Paul Manafort worked with Russian intel-connected individual special prosecutors allege

He worked with a Russian intel-connected individual last week, prosecutors say.

ByABC News
December 4, 2017, 9:47 PM

— -- Paul Manafort was working with a Russian intelligence-connected individual as recently as last week, special prosecutors allege.

Special counsel Robert Mueller’s team is rejecting Paul Manafort’s request to modify his terms of his confinement, because, in an explosive allegation, it says “as late as November 30, 2017, Manafort and a colleague were ghostwriting an editorial in English regarding his political work for Ukraine.”

In a court filing, Mueller’s team says that “Manafort worked on the draft with a long-time Russian colleague of Manafort’s, who is currently based in Russia and assessed to have ties to a Russian intelligence service.”

Former campaign chairman, Paul Manafort, and his longtime associate Rick Gates, were indicted in October on 12 counts including conspiracy against the U.S., conspiracy to launder money and serving as an unregistered agent of a foreign principal. The indictments related to work done before joining the Trump campaign.

Judge Amy Berman Jackson has placed a gag order on this trial and admonished all parties not to “try the case on the courthouse steps” adding, “This is a criminal trial, not a public relations campaign.”

The government says, “Even if the ghostwritten op-ed were entirely accurate, fair, and balanced, it would be a violation of this Court’s November 8 Order if it had been published. The editorial clearly was undertaken to influence the public’s opinion of defendant Manafort, or else there would be no reason to seek its publication (much less for Manafort and his long-time associate to ghostwrite it in another’s name). It compounds the problem that the proposed piece is not a dispassionate recitation of the facts.”

Mueller’s team, on the evening of November 30, alerted Manafort’s attorneys about this effort and “were assured that steps would be taken to make sure it was no longer going to be published.”

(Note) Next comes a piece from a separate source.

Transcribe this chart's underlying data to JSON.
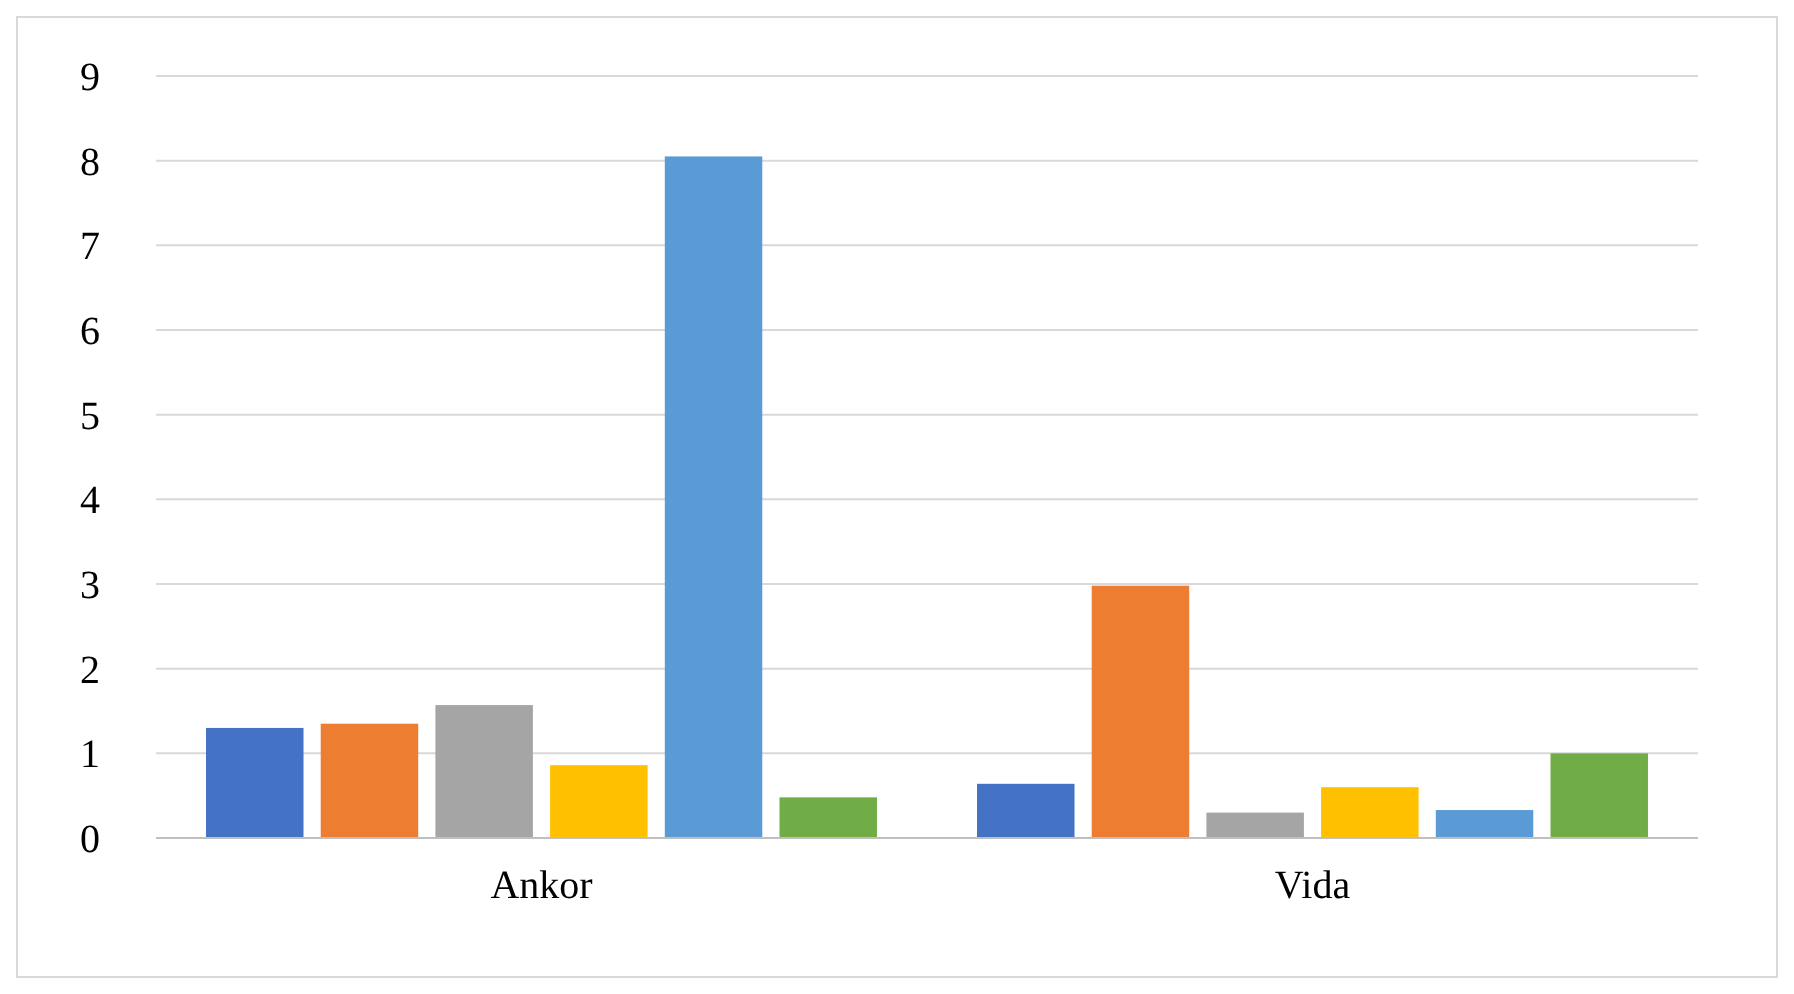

Prosecutors say Manafort‘s actions, in ghostwriting the editorial, “reflect an intention to violate or circumvent the Court’s existing Orders, at a time one would expect particularly scrupulous adherence, the government submits that the proposed bail package is insufficient to reasonably to assure his appearance as required.”

In opposing Manafort’s motion, the Mueller team states, “Because bail is substantially about trust…and because the newly discovered facts cast doubt on Manafort’s willingness to comply with this Court’s Orders, Manafort’s proposed bail package does not provide the reasonable assurance required by the Bail Reform Act.”

“In the event the Court disagrees, the government respectfully requests a fully secured bond and full-time GPS monitoring,” the motion states.

Editor’s note: This story has been updated to reflect that prosecutors allege Manafort worked with a Russian intel-connected individual, not a Russian intel official.